In den Länderpavillons finden sich also von den jeweiligen Ländern selbst gestaltete Präsentationen, die sich – mehr oder weniger – mit dem übergeordneten Leitthema befassen. Dieses wird vom zweijährlich neu berufenen Kurator(enteam) ausgegeben und ist generell eher allgemein gehalten, wie auch sonst, um Vielfalt und Entsfaltungsspielraum zuzulassen. Die Kuratoren von 2018, die irischen Architektinnen Yvonne Farrell und Shelley McNamara, von Grafton Architects. Sie haben im zentralen Biennalepavillon in den Giardini und im Arsenale die Präsentation FREESPACE zusammengestellt, die über 70 Teilnehmer umfasst. Arbeiten von internationalen Architekten, besondere Projekte und Reflektionen zu bekannten Bauwerken der Vergangenheit sowie Projekte, die der Lehrerfahrung dienen. Schön, wie die Kuratorinnen zu jedem Exponat im Arsenale auch ein persönliches Statement geben, etwa wodruch sie selbst inspiriert wurden zu Beginn des Studiums.
Hinzu kommen Events außerhalb der Hauptspielorte, die sich in der ganzen Stadt verteilen – ein Übersichts-Handbuch mit allen Events zur Biennale führt allein 10 Seiten mit Stadtplänen auf, die die Orientierung erleichtern wollen (aber auch latente Panikgefühle erzeugen, sobald man an das eigene Zeitbudget denkt…).

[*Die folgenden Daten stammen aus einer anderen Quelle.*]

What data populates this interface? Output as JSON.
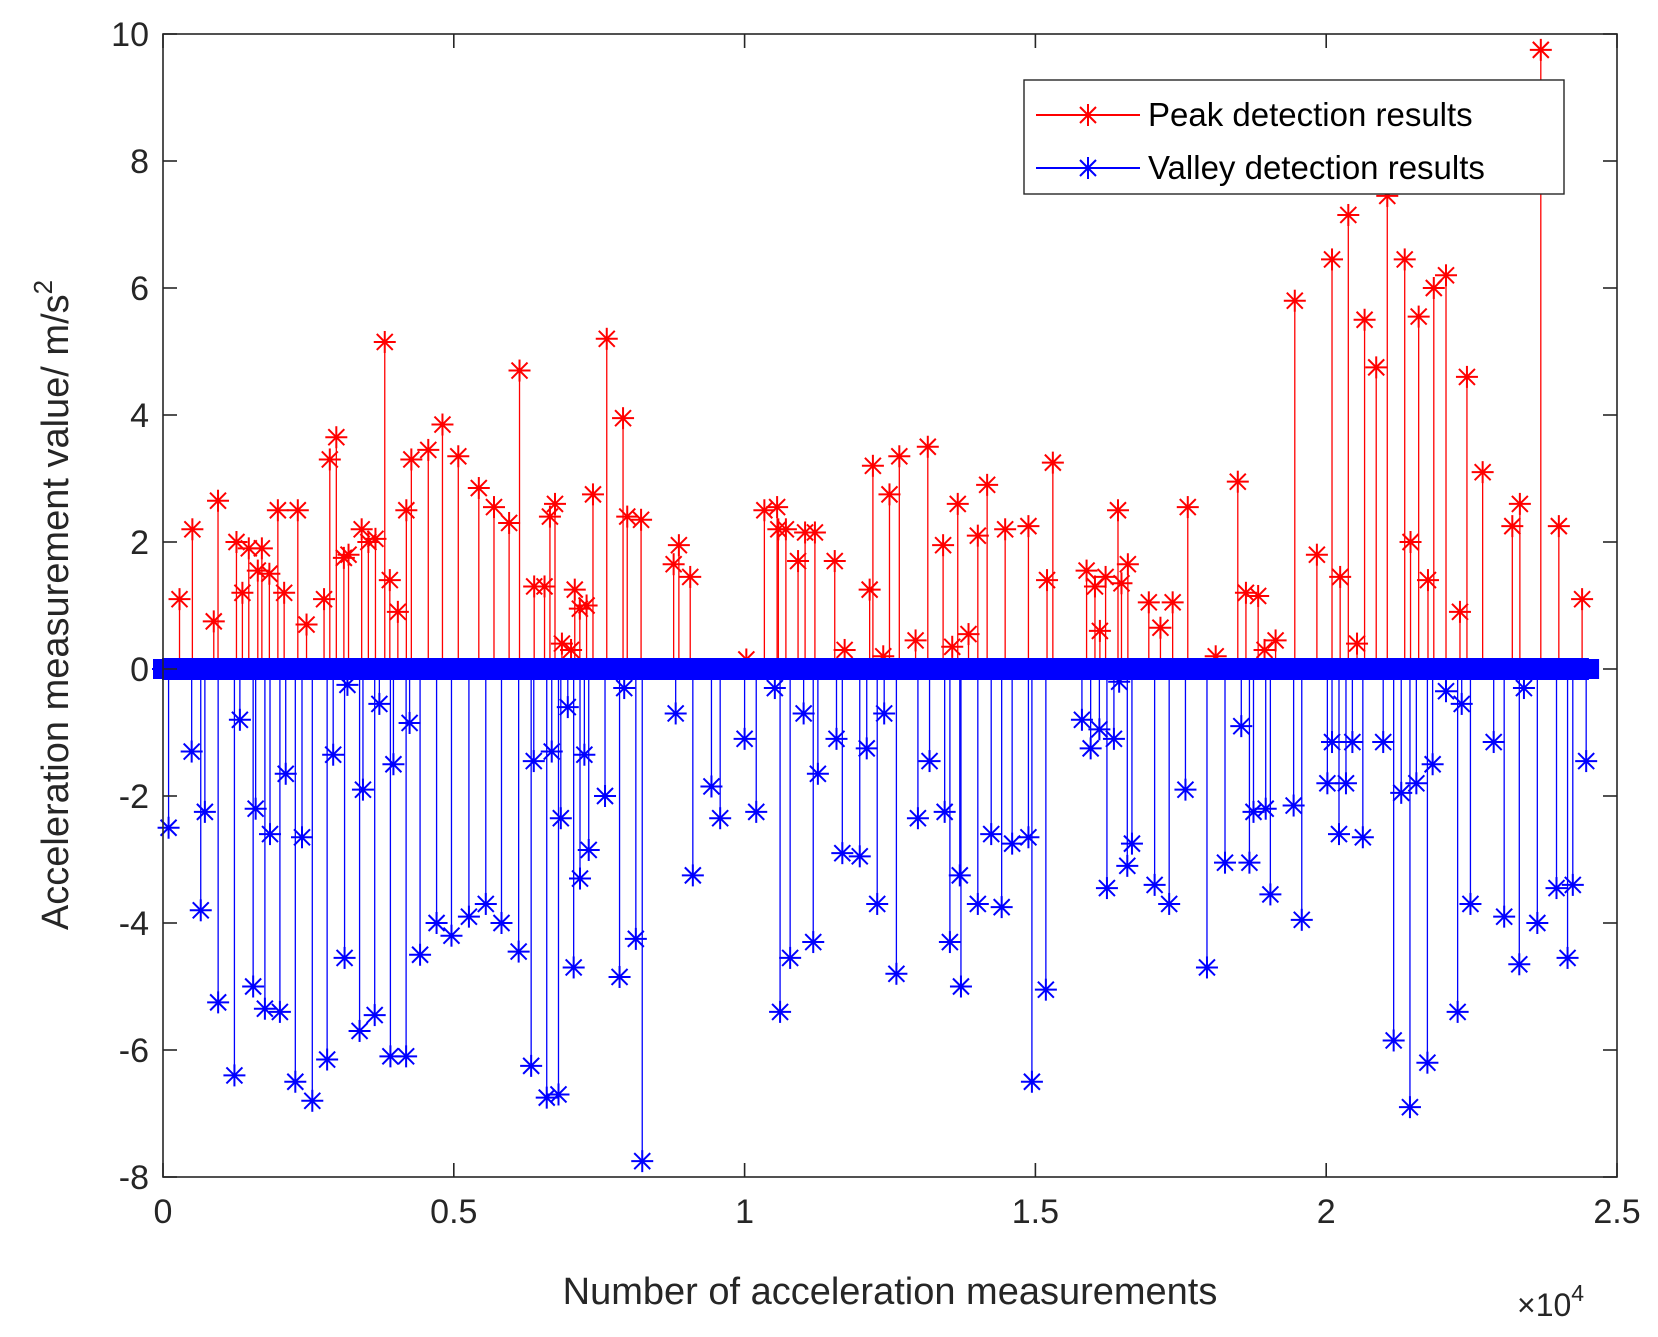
{
  "chart_data": {
    "type": "stem",
    "xlabel": "Number of acceleration measurements",
    "ylabel": "Acceleration measurement value/ m/s",
    "ylabel_superscript": "2",
    "x_exponent": "×10",
    "x_exponent_power": "4",
    "xlim": [
      0,
      2.5
    ],
    "ylim": [
      -8,
      10
    ],
    "x_ticks": [
      0,
      0.5,
      1,
      1.5,
      2,
      2.5
    ],
    "x_tick_labels": [
      "0",
      "0.5",
      "1",
      "1.5",
      "2",
      "2.5"
    ],
    "y_ticks": [
      -8,
      -6,
      -4,
      -2,
      0,
      2,
      4,
      6,
      8,
      10
    ],
    "y_tick_labels": [
      "-8",
      "-6",
      "-4",
      "-2",
      "0",
      "2",
      "4",
      "6",
      "8",
      "10"
    ],
    "grid": false,
    "legend_position": "top-right",
    "series": [
      {
        "name": "Peak detection results",
        "color": "#ff0000",
        "marker": "asterisk",
        "points": [
          [
            0.0284,
            1.1
          ],
          [
            0.0505,
            2.2
          ],
          [
            0.0873,
            0.75
          ],
          [
            0.0946,
            2.65
          ],
          [
            0.1263,
            2.0
          ],
          [
            0.1365,
            1.2
          ],
          [
            0.1475,
            1.9
          ],
          [
            0.163,
            1.55
          ],
          [
            0.17,
            1.9
          ],
          [
            0.1829,
            1.5
          ],
          [
            0.1975,
            2.5
          ],
          [
            0.2083,
            1.2
          ],
          [
            0.2318,
            2.5
          ],
          [
            0.2468,
            0.7
          ],
          [
            0.2769,
            1.1
          ],
          [
            0.2868,
            3.3
          ],
          [
            0.298,
            3.65
          ],
          [
            0.311,
            1.75
          ],
          [
            0.319,
            1.8
          ],
          [
            0.3416,
            2.2
          ],
          [
            0.3531,
            2.0
          ],
          [
            0.3653,
            2.05
          ],
          [
            0.3813,
            5.15
          ],
          [
            0.39,
            1.4
          ],
          [
            0.4038,
            0.9
          ],
          [
            0.4184,
            2.5
          ],
          [
            0.427,
            3.3
          ],
          [
            0.4561,
            3.45
          ],
          [
            0.4805,
            3.85
          ],
          [
            0.5077,
            3.35
          ],
          [
            0.543,
            2.85
          ],
          [
            0.5691,
            2.55
          ],
          [
            0.5951,
            2.3
          ],
          [
            0.613,
            4.7
          ],
          [
            0.6382,
            1.3
          ],
          [
            0.656,
            1.3
          ],
          [
            0.6653,
            2.4
          ],
          [
            0.674,
            2.6
          ],
          [
            0.6859,
            0.4
          ],
          [
            0.7016,
            0.3
          ],
          [
            0.708,
            1.25
          ],
          [
            0.7167,
            0.95
          ],
          [
            0.7283,
            1.0
          ],
          [
            0.7393,
            2.75
          ],
          [
            0.763,
            5.2
          ],
          [
            0.791,
            3.95
          ],
          [
            0.7982,
            2.4
          ],
          [
            0.822,
            2.35
          ],
          [
            0.878,
            1.65
          ],
          [
            0.887,
            1.95
          ],
          [
            0.9065,
            1.45
          ],
          [
            1.003,
            0.15
          ],
          [
            1.034,
            2.5
          ],
          [
            1.0559,
            2.55
          ],
          [
            1.058,
            2.2
          ],
          [
            1.071,
            2.2
          ],
          [
            1.0919,
            1.7
          ],
          [
            1.104,
            2.15
          ],
          [
            1.1209,
            2.15
          ],
          [
            1.155,
            1.7
          ],
          [
            1.172,
            0.3
          ],
          [
            1.215,
            1.25
          ],
          [
            1.2206,
            3.2
          ],
          [
            1.2384,
            0.2
          ],
          [
            1.2491,
            2.75
          ],
          [
            1.266,
            3.35
          ],
          [
            1.294,
            0.45
          ],
          [
            1.315,
            3.5
          ],
          [
            1.3413,
            1.95
          ],
          [
            1.357,
            0.35
          ],
          [
            1.3665,
            2.6
          ],
          [
            1.385,
            0.55
          ],
          [
            1.401,
            2.1
          ],
          [
            1.417,
            2.9
          ],
          [
            1.448,
            2.2
          ],
          [
            1.488,
            2.25
          ],
          [
            1.52,
            1.4
          ],
          [
            1.53,
            3.25
          ],
          [
            1.588,
            1.55
          ],
          [
            1.6024,
            1.3
          ],
          [
            1.6109,
            0.6
          ],
          [
            1.6207,
            1.45
          ],
          [
            1.642,
            2.5
          ],
          [
            1.648,
            1.35
          ],
          [
            1.659,
            1.65
          ],
          [
            1.695,
            1.05
          ],
          [
            1.715,
            0.65
          ],
          [
            1.736,
            1.05
          ],
          [
            1.762,
            2.55
          ],
          [
            1.81,
            0.2
          ],
          [
            1.848,
            2.95
          ],
          [
            1.862,
            1.2
          ],
          [
            1.883,
            1.15
          ],
          [
            1.894,
            0.3
          ],
          [
            1.913,
            0.45
          ],
          [
            1.946,
            5.8
          ],
          [
            1.984,
            1.8
          ],
          [
            2.01,
            6.45
          ],
          [
            2.024,
            1.45
          ],
          [
            2.038,
            7.15
          ],
          [
            2.053,
            0.4
          ],
          [
            2.066,
            5.5
          ],
          [
            2.086,
            4.75
          ],
          [
            2.105,
            7.45
          ],
          [
            2.135,
            6.45
          ],
          [
            2.145,
            2.0
          ],
          [
            2.159,
            5.55
          ],
          [
            2.175,
            1.4
          ],
          [
            2.185,
            6.0
          ],
          [
            2.206,
            6.2
          ],
          [
            2.23,
            0.9
          ],
          [
            2.242,
            4.6
          ],
          [
            2.269,
            3.1
          ],
          [
            2.32,
            2.25
          ],
          [
            2.333,
            2.6
          ],
          [
            2.369,
            9.75
          ],
          [
            2.4,
            2.25
          ],
          [
            2.44,
            1.1
          ]
        ]
      },
      {
        "name": "Valley detection results",
        "color": "#0000ff",
        "marker": "asterisk",
        "points": [
          [
            0.0096,
            -2.5
          ],
          [
            0.0493,
            -1.3
          ],
          [
            0.0649,
            -3.8
          ],
          [
            0.072,
            -2.25
          ],
          [
            0.0948,
            -5.25
          ],
          [
            0.1228,
            -6.4
          ],
          [
            0.1322,
            -0.8
          ],
          [
            0.155,
            -5.0
          ],
          [
            0.1593,
            -2.2
          ],
          [
            0.1752,
            -5.35
          ],
          [
            0.184,
            -2.6
          ],
          [
            0.201,
            -5.4
          ],
          [
            0.211,
            -1.65
          ],
          [
            0.2275,
            -6.5
          ],
          [
            0.239,
            -2.65
          ],
          [
            0.2567,
            -6.8
          ],
          [
            0.2822,
            -6.15
          ],
          [
            0.2926,
            -1.35
          ],
          [
            0.3122,
            -4.55
          ],
          [
            0.3171,
            -0.25
          ],
          [
            0.338,
            -5.7
          ],
          [
            0.3438,
            -1.9
          ],
          [
            0.364,
            -5.45
          ],
          [
            0.372,
            -0.55
          ],
          [
            0.391,
            -6.1
          ],
          [
            0.3962,
            -1.5
          ],
          [
            0.418,
            -6.1
          ],
          [
            0.424,
            -0.85
          ],
          [
            0.442,
            -4.5
          ],
          [
            0.4704,
            -4.0
          ],
          [
            0.496,
            -4.2
          ],
          [
            0.526,
            -3.9
          ],
          [
            0.555,
            -3.7
          ],
          [
            0.582,
            -4.0
          ],
          [
            0.6115,
            -4.45
          ],
          [
            0.633,
            -6.25
          ],
          [
            0.6375,
            -1.45
          ],
          [
            0.6598,
            -6.75
          ],
          [
            0.6684,
            -1.3
          ],
          [
            0.68,
            -6.7
          ],
          [
            0.684,
            -2.35
          ],
          [
            0.696,
            -0.6
          ],
          [
            0.7061,
            -4.7
          ],
          [
            0.717,
            -3.3
          ],
          [
            0.7245,
            -1.35
          ],
          [
            0.732,
            -2.85
          ],
          [
            0.76,
            -2.0
          ],
          [
            0.785,
            -4.85
          ],
          [
            0.793,
            -0.3
          ],
          [
            0.813,
            -4.25
          ],
          [
            0.824,
            -7.75
          ],
          [
            0.8815,
            -0.7
          ],
          [
            0.911,
            -3.25
          ],
          [
            0.943,
            -1.85
          ],
          [
            0.958,
            -2.35
          ],
          [
            1.0,
            -1.1
          ],
          [
            1.02,
            -2.25
          ],
          [
            1.052,
            -0.3
          ],
          [
            1.061,
            -5.4
          ],
          [
            1.0783,
            -4.55
          ],
          [
            1.1015,
            -0.7
          ],
          [
            1.118,
            -4.3
          ],
          [
            1.126,
            -1.65
          ],
          [
            1.158,
            -1.1
          ],
          [
            1.168,
            -2.9
          ],
          [
            1.198,
            -2.95
          ],
          [
            1.21,
            -1.25
          ],
          [
            1.228,
            -3.7
          ],
          [
            1.24,
            -0.7
          ],
          [
            1.261,
            -4.8
          ],
          [
            1.298,
            -2.35
          ],
          [
            1.318,
            -1.45
          ],
          [
            1.344,
            -2.25
          ],
          [
            1.353,
            -4.3
          ],
          [
            1.37,
            -3.25
          ],
          [
            1.372,
            -5.0
          ],
          [
            1.401,
            -3.7
          ],
          [
            1.424,
            -2.6
          ],
          [
            1.442,
            -3.75
          ],
          [
            1.46,
            -2.75
          ],
          [
            1.488,
            -2.65
          ],
          [
            1.494,
            -6.5
          ],
          [
            1.518,
            -5.05
          ],
          [
            1.58,
            -0.8
          ],
          [
            1.595,
            -1.25
          ],
          [
            1.61,
            -0.95
          ],
          [
            1.623,
            -3.45
          ],
          [
            1.635,
            -1.1
          ],
          [
            1.644,
            -0.2
          ],
          [
            1.658,
            -3.1
          ],
          [
            1.666,
            -2.75
          ],
          [
            1.705,
            -3.4
          ],
          [
            1.73,
            -3.7
          ],
          [
            1.758,
            -1.9
          ],
          [
            1.795,
            -4.7
          ],
          [
            1.826,
            -3.05
          ],
          [
            1.854,
            -0.9
          ],
          [
            1.868,
            -3.05
          ],
          [
            1.875,
            -2.25
          ],
          [
            1.896,
            -2.2
          ],
          [
            1.904,
            -3.55
          ],
          [
            1.944,
            -2.15
          ],
          [
            1.958,
            -3.95
          ],
          [
            2.002,
            -1.8
          ],
          [
            2.01,
            -1.15
          ],
          [
            2.022,
            -2.6
          ],
          [
            2.034,
            -1.8
          ],
          [
            2.045,
            -1.15
          ],
          [
            2.063,
            -2.65
          ],
          [
            2.098,
            -1.15
          ],
          [
            2.116,
            -5.85
          ],
          [
            2.129,
            -1.95
          ],
          [
            2.144,
            -6.9
          ],
          [
            2.155,
            -1.8
          ],
          [
            2.174,
            -6.2
          ],
          [
            2.183,
            -1.5
          ],
          [
            2.206,
            -0.35
          ],
          [
            2.226,
            -5.4
          ],
          [
            2.233,
            -0.55
          ],
          [
            2.248,
            -3.7
          ],
          [
            2.288,
            -1.15
          ],
          [
            2.306,
            -3.9
          ],
          [
            2.332,
            -4.65
          ],
          [
            2.34,
            -0.3
          ],
          [
            2.363,
            -4.0
          ],
          [
            2.396,
            -3.45
          ],
          [
            2.415,
            -4.55
          ],
          [
            2.424,
            -3.4
          ],
          [
            2.447,
            -1.45
          ]
        ]
      }
    ]
  },
  "legend": {
    "items": [
      {
        "label": "Peak detection results",
        "color": "#ff0000"
      },
      {
        "label": "Valley detection results",
        "color": "#0000ff"
      }
    ]
  }
}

Im Grunde schaut man sich damit zweierlei Spielarten der Biennale an – die 63 Länderschauen, die sich untereinander und vor allem mit sich selbst und den Vorgänger-Schauen der Jahre zuvor messen, und die Kuratoren-Ausstellungen. Was ist denn nun „die Biennale“?
Den Anspruch, „alles“ zu sehen, gibt man spätestens mit dem Blick in besagten Veranstaltungsübersichtskatalog auf. Aber man kann den Spieß umdrehen, gewissermaßen. Indem man sich treiben lässt, ohne Planung, ohne Erwartungen. Dort stehen bleibt, wo der Blick einen hinführt, das genauer anschaut, das Aufmerksamkeit erregt – ein Stück weit im Sinne der Spaziergangswissenschaft. Und natürlich auch ein Luxus, den man sich zeitlich erlauben können muss/sollte.
Und wo ist der Blick hängen geblieben? Neben dem deutschen Pavillon als einem der wenigen Pflichttermine – die anderen eher “darauf bin ich neugierig”-Orte – bei den Skandinavieren. Den Briten. Den Tschechen. Und ja, bei den Russen. Bei Fern- und Nahostasiaten auch. Mehr (folgt noch) hier.
Insgesamt aber auch: Die Biennale – in allen Spielarten – erfindet das Rad nicht neu, natürlich. Sie spiegelt aber die Vielfalt des Möglichen der Architekturausstellungen, der Themen und Inszenierungsweisen, wider. Und das inspiriert einfach.